一方の BigQuery はまだ一般の開発者が気軽に使える代物ではないらしく、Google の中の人とメールでやり取りしながら作業を進めなくてはいけない場合があるレベルのようです。Google Storage にデータを入れ込む部分が難しいのでしょうか。とはいえ、想定するデータ数が数百億件という規模なので、気軽にそんなデータ量を使う人もいないでしょうが。600億件くらいのデータセットに対して SQL の COUNT(*) 文を実行しても、10秒くらいで結果が返ってくるそうです。概念としては MapReduce や Hadoop + Hive に似ているのかもしれませんが、結果セットがすぐに返ってくる、という点がポイントです。Google Spreadsheet から BigQuery を使える?とのことなので、気が向いたら実験してみても良いかもしれませんね。なお、トランザクション機能と Pivot 分析はサポートしていないそうなので、用途に合わせて考える必要がある、というところでしょうか (今後もサポートしない、ということではありませんけど)。まぁ、自分は数百億件規模のデータを気軽に扱うことは当面ありませんので、どうでもいいっちゃどうでもいい話ではあります。

Slim3がすごいトコ

次の話は App Engine の Java 用のフレームワークである Slim3 の紹介でした。個人的には、やっぱり型安全のためには色々なことが必要なんだよなぁ、と誰もが思っているんだと再認識できました。Controller 層の単体テストもできたり、前のテストが次のテストに影響しないようにしてくれるのはモダンなフレームワークではありがちな話ですが、仕事では (Google App Engine を使っているわけではありませんが...) 何のことやらと放置しているので耳の痛い話でした。それにしても、MyModel を定義したら自動的に MyModelMeta が定義されるのは直感的には好き嫌いが分かれそうです。型安全なクエリを生成するためや、そのチューニング、あるいは Eclipse のような IDE との親和性を高めるためであることは認識できますが、Java っぽい考え方に慣れていない人には何とも表現しようがない難しさがありそうです。
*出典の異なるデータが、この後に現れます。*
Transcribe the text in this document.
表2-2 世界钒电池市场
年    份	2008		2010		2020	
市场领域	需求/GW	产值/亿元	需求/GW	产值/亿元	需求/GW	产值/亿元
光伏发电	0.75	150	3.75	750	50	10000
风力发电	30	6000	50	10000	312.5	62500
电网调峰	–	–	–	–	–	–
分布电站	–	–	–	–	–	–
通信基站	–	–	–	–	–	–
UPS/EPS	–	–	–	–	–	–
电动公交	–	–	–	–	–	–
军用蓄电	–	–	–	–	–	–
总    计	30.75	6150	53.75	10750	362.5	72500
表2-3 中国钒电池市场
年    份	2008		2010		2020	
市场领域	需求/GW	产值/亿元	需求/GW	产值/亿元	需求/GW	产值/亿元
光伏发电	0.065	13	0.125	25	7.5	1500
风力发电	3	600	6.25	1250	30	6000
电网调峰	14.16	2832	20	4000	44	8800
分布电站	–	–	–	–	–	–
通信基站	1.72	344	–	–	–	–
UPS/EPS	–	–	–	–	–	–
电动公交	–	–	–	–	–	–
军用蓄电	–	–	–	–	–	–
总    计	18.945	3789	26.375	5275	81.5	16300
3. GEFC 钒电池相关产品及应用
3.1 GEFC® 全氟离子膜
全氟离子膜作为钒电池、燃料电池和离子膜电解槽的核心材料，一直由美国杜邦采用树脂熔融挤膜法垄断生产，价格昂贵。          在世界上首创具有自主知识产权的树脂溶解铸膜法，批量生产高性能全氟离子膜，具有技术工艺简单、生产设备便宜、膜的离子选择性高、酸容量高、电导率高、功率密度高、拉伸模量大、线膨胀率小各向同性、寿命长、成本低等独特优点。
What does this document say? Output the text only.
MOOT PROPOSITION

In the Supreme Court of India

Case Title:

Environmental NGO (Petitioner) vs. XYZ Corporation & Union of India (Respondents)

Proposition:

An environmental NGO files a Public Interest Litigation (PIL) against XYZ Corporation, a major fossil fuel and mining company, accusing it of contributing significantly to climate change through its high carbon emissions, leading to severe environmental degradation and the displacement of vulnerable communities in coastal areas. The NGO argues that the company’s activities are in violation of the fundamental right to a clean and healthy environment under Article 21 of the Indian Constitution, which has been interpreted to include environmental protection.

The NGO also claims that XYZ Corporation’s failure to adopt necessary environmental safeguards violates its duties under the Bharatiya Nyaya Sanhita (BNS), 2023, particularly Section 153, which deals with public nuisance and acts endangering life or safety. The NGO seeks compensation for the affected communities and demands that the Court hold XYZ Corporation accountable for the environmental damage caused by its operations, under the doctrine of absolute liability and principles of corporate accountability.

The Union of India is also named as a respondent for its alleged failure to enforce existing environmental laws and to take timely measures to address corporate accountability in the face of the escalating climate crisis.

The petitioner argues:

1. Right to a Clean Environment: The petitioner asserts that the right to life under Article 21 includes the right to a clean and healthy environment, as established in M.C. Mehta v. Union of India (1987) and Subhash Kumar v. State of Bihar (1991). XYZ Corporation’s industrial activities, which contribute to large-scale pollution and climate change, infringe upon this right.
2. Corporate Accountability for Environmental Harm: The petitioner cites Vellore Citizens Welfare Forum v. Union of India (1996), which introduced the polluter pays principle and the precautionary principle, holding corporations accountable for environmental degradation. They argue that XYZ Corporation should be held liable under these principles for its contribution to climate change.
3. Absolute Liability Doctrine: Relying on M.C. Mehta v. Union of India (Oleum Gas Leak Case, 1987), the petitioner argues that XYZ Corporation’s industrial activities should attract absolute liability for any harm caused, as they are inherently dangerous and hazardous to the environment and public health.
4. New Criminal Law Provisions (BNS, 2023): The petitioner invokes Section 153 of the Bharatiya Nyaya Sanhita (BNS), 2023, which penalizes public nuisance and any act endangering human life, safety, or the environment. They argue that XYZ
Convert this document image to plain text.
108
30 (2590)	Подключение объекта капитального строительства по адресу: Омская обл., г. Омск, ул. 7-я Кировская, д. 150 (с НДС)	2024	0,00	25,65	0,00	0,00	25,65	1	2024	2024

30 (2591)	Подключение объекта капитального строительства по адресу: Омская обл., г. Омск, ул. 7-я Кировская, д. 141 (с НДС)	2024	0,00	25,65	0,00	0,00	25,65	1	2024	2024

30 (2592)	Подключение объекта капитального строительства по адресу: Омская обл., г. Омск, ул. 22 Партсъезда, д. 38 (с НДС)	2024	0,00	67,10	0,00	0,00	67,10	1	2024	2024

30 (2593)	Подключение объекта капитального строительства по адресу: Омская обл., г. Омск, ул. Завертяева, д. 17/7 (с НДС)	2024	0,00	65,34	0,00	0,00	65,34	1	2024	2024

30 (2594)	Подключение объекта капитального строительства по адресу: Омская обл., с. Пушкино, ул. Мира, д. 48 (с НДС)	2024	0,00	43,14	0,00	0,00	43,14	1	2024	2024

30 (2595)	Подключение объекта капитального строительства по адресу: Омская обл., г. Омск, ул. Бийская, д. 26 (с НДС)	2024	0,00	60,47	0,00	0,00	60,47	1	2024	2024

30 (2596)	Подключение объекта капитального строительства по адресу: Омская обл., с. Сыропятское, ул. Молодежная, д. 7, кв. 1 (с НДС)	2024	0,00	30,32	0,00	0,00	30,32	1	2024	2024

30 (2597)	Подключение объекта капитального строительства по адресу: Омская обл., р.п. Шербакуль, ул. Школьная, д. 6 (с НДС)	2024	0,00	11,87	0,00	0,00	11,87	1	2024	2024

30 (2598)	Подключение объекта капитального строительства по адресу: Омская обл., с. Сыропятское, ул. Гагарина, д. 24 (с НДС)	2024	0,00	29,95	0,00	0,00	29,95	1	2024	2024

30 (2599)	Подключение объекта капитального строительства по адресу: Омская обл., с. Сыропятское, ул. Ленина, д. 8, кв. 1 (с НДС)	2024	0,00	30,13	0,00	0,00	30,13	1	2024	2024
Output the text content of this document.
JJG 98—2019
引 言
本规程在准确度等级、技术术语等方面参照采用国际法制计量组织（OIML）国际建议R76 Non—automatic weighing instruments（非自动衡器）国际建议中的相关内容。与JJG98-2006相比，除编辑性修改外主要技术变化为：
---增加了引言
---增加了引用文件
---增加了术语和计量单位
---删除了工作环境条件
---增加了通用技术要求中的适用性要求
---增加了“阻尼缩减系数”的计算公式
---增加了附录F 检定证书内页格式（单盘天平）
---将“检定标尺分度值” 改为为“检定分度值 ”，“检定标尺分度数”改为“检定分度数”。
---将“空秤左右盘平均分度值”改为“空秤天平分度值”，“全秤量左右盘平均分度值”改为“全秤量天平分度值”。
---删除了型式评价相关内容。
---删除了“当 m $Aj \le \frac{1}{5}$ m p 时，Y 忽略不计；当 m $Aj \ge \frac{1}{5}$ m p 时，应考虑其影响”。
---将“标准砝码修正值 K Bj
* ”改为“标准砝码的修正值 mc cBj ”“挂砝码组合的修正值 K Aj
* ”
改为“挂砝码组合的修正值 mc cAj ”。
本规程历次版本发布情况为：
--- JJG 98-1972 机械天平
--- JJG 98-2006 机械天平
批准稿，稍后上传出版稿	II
Global Transaction のサポートと、asInteger などで入力値の型キャストを担当してくれる機能は、どのプログラミング言語でも必要とされる機能ですね。他にも、テストに関する諸々の説明がありました。自分の開発マシンでテストする場合と App Engine にアップロードした後でテストする場合で、挙動が異なる可能性は仕方ないと割り切っています。しかし、本番環境でテストを実行すると、その過程も計算資源の利用としてカウントされてしまい、あまりにも大量のテストを実行するとクラウド破産を引き起こす可能性もあるとかないとか。なかなかに複雑な世界ですね。

まとめ

ぼやーっとしていた部分のいくつかが解消されて、有意義な時間でした。蛇足ですが、一番笑劇的だったのは、Google App Engine を Java で使ってる人と Python で使ってる人のアンケートをとったら Python の方がやや多く、Java の人は本当にスーツを着ていたことでした (平日の夜だから)。そうは言っても、業務レベルで App Engine を使っている人もいると思うと、計算資源の在り方、使い方は大きく変わってきています。「クラウド・コンピューティング」という表現は4年も経たない比較的新しいものですが、ことばを得たことで飛躍的な進歩の真っ只中にあります。そんな中で Google が App Engine をどのような方向に育てていくのかは興味深いですね。最後ではありますが、BPStudy を運営してくださった方々には感謝です。